The emerging urban gang culture of Victorian Manchester is a gift for dramatists who are only really beginning to scratch the surface of these complex and fractured lives.
Last year, HOME staged the immersive and challenging, Angel Meadow, on the site in Ancoats of the notorious 19th century slum area of the same name. In another new play, this time for the Royal Exchange, Scuttlers picks up a similar theme. It takes its title from the name given to the gangs of youths, both boys and girls, who terrorised the streets of Ancoats as an unruly mob, making parts of the city, as a judge described at the time, ‘as unsafe and uncertain as it is amongst a race of savages.’

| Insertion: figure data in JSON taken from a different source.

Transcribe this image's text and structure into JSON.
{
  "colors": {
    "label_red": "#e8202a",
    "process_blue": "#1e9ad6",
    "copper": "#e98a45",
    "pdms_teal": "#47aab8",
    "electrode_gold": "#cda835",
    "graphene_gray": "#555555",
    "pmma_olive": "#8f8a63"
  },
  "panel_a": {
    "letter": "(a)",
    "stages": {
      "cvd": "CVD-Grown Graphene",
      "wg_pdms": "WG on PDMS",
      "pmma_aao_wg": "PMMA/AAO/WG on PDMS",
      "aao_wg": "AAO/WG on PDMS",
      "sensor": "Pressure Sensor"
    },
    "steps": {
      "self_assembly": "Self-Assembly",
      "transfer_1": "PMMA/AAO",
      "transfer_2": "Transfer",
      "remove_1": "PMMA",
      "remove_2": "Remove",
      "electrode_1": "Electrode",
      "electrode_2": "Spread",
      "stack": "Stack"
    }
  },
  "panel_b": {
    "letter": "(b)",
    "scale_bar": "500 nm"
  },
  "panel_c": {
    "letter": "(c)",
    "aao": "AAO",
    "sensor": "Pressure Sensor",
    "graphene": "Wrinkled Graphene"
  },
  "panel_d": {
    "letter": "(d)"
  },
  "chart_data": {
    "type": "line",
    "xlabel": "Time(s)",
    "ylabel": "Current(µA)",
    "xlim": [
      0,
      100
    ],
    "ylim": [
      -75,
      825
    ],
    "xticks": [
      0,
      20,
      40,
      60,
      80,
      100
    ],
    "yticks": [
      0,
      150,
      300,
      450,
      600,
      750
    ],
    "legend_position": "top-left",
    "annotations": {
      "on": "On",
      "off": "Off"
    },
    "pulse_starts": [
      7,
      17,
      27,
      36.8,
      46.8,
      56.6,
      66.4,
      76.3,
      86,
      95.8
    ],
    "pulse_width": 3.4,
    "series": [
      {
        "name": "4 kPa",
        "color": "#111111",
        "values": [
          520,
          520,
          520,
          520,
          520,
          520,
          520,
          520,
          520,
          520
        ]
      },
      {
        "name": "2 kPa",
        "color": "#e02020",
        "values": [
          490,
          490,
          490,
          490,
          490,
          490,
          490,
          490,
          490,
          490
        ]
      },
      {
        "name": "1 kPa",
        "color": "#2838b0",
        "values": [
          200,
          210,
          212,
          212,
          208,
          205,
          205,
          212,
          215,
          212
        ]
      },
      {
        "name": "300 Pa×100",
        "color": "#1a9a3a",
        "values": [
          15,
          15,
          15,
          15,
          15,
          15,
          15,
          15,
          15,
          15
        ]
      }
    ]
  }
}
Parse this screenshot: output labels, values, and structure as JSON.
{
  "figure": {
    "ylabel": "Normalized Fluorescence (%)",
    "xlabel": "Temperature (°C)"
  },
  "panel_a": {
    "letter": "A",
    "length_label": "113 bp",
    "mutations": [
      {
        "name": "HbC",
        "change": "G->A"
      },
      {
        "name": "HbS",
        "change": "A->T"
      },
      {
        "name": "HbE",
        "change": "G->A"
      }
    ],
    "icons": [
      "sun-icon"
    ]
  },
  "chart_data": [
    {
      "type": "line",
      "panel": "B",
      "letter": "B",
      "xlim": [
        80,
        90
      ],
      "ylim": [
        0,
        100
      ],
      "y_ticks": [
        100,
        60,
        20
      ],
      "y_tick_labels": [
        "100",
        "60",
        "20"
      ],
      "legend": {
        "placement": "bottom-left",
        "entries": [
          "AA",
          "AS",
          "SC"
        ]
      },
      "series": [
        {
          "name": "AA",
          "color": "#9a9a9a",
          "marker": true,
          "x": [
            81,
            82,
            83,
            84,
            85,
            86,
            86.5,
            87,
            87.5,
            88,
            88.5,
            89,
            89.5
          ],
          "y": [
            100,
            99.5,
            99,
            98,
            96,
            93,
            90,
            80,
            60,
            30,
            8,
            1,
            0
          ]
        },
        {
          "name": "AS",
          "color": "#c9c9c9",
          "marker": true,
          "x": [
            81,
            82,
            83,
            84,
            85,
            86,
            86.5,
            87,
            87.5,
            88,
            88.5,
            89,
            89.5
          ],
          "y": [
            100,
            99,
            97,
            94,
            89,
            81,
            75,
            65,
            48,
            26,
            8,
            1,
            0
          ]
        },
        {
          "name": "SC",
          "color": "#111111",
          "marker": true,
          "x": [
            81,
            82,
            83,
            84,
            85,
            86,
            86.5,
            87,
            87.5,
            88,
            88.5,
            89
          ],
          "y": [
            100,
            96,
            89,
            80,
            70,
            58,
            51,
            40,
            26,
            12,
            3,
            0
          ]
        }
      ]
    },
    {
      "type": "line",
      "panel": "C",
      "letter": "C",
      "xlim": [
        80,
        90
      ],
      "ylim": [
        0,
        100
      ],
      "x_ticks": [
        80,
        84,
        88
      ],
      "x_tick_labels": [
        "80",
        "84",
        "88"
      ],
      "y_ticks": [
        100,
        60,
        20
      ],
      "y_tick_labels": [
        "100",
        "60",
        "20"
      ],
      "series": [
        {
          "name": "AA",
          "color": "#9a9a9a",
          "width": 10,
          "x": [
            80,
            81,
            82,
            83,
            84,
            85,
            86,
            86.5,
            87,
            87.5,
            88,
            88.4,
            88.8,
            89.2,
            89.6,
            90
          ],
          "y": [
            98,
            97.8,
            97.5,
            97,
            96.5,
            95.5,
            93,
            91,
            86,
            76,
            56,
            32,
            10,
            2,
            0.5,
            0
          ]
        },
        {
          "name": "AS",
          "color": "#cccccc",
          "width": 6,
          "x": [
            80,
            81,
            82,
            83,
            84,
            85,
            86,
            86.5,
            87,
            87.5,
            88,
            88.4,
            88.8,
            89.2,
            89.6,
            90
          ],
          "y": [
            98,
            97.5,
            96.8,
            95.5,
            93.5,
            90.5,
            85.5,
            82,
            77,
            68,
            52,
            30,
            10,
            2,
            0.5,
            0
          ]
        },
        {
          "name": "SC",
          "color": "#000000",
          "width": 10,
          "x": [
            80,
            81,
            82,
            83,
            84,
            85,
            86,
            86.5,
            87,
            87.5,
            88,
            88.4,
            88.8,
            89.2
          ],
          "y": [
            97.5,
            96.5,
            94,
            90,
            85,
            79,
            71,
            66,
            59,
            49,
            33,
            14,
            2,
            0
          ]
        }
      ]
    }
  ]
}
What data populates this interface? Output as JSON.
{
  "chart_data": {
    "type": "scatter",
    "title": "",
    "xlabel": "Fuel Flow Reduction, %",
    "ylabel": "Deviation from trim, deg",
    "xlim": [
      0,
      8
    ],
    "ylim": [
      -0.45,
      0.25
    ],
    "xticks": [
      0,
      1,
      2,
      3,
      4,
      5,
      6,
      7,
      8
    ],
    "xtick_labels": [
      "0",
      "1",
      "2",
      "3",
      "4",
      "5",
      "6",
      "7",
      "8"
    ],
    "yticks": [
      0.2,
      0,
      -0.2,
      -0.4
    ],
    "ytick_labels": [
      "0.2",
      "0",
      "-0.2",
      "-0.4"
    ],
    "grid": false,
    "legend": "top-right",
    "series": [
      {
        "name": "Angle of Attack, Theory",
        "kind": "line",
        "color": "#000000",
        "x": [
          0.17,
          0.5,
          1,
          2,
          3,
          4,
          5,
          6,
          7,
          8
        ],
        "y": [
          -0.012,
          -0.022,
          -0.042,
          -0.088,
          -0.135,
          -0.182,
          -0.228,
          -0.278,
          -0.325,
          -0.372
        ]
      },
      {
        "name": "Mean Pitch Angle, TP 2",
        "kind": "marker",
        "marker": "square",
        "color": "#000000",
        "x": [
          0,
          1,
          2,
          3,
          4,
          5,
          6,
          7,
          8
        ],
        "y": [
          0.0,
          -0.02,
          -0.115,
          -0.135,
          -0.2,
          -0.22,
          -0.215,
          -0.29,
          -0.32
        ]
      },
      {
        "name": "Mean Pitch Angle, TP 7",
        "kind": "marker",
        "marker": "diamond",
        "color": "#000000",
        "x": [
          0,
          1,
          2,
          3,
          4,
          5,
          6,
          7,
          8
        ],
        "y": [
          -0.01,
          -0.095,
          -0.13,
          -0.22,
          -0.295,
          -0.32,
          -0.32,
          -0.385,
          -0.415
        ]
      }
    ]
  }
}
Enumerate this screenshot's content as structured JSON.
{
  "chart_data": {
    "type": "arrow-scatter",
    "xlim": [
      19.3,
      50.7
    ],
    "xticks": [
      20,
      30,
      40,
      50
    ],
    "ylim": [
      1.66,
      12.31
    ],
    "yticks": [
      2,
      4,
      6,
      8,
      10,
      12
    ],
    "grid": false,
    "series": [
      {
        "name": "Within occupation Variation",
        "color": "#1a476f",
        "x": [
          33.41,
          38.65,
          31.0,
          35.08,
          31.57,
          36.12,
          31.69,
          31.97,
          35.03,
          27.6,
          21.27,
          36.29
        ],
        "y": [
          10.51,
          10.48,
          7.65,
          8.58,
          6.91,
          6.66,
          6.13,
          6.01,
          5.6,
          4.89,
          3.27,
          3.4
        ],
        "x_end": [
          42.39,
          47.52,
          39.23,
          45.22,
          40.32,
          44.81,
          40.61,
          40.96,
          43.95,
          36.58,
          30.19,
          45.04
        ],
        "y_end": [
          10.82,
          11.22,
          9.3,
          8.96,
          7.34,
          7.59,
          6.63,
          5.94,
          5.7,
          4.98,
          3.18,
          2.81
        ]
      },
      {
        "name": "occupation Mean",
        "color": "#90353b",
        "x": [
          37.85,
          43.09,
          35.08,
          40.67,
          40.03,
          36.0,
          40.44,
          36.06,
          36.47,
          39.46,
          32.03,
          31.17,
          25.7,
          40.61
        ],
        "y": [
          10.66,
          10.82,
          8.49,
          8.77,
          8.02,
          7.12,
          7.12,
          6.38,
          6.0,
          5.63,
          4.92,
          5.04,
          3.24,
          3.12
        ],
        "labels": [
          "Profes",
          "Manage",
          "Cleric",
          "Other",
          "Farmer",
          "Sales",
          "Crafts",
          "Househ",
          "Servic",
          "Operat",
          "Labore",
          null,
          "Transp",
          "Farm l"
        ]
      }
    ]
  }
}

Here, playwright Rona Munro mixes fact and fiction to portray the long-forgotten teenagers who identified themselves as the Bengal Tigers and fiercely protected their territory by whatever means possible. These are young mill workers, who, when faced with an enforced holiday due to industrial action elsewhere, find themselves with little to do except drink and fight the inhabitants of neighbouring streets with belt buckles, fists and knives.
In addition to the cast, the production also features a 32 strong community ensemble, and director Wils Wilson uses the number of bodies to great effect, creating a real sense of both anarchy and playfulness in the movement. Fly Davis’ design is also impressive, using the brutality of an almost bare stage and a drop down cage of a weavers loom to emphasise the oppressive nature of the working and living conditions in the area. To add to the gloom, the stage is soaked in an obligatory Manchester downpour.
Peter Rice’s soundscape is integral to the atmosphere of the whole piece. And there are decent performances from the young cast, particularly, David Judge, as a likeable and reckless Thomas, and Rona Morison, as the feisty ring leader of the girls, Theresa.
The weak link in it all, unfortunately is the story, which however good the rest of the work around it may be, it cannot make up for. In history, these gang members are faceless youths, depersonalised by society, human rats almost, who kill each other on the streets and no-one cares. And so, neither do we care for them here. In the main, characters are one-dimensional and so can be disposed of without a second thought.
Inspired by the 2011 riots, Munro creates links between today’s gang culture with that of the original Victorian gangs. Yet, I feel that it might have been better to leave the audience to make its own comparisons, because putting contemporary values on a Victorian setting sometimes feels not simply out of place, but jarring.
It is interesting and ambitious dramatically to look at gang culture across generations, and the Exchange is to be applauded for giving life to what has long been an invisible part of the city’s history. In this sense, Scuttlers, while opening more questions than it answers, could well be a front runner for more dramatic period work on urban gang culture in the future.
Scuttlers is at the Royal Exchange, Manchester from 5 February to 7 March 2015.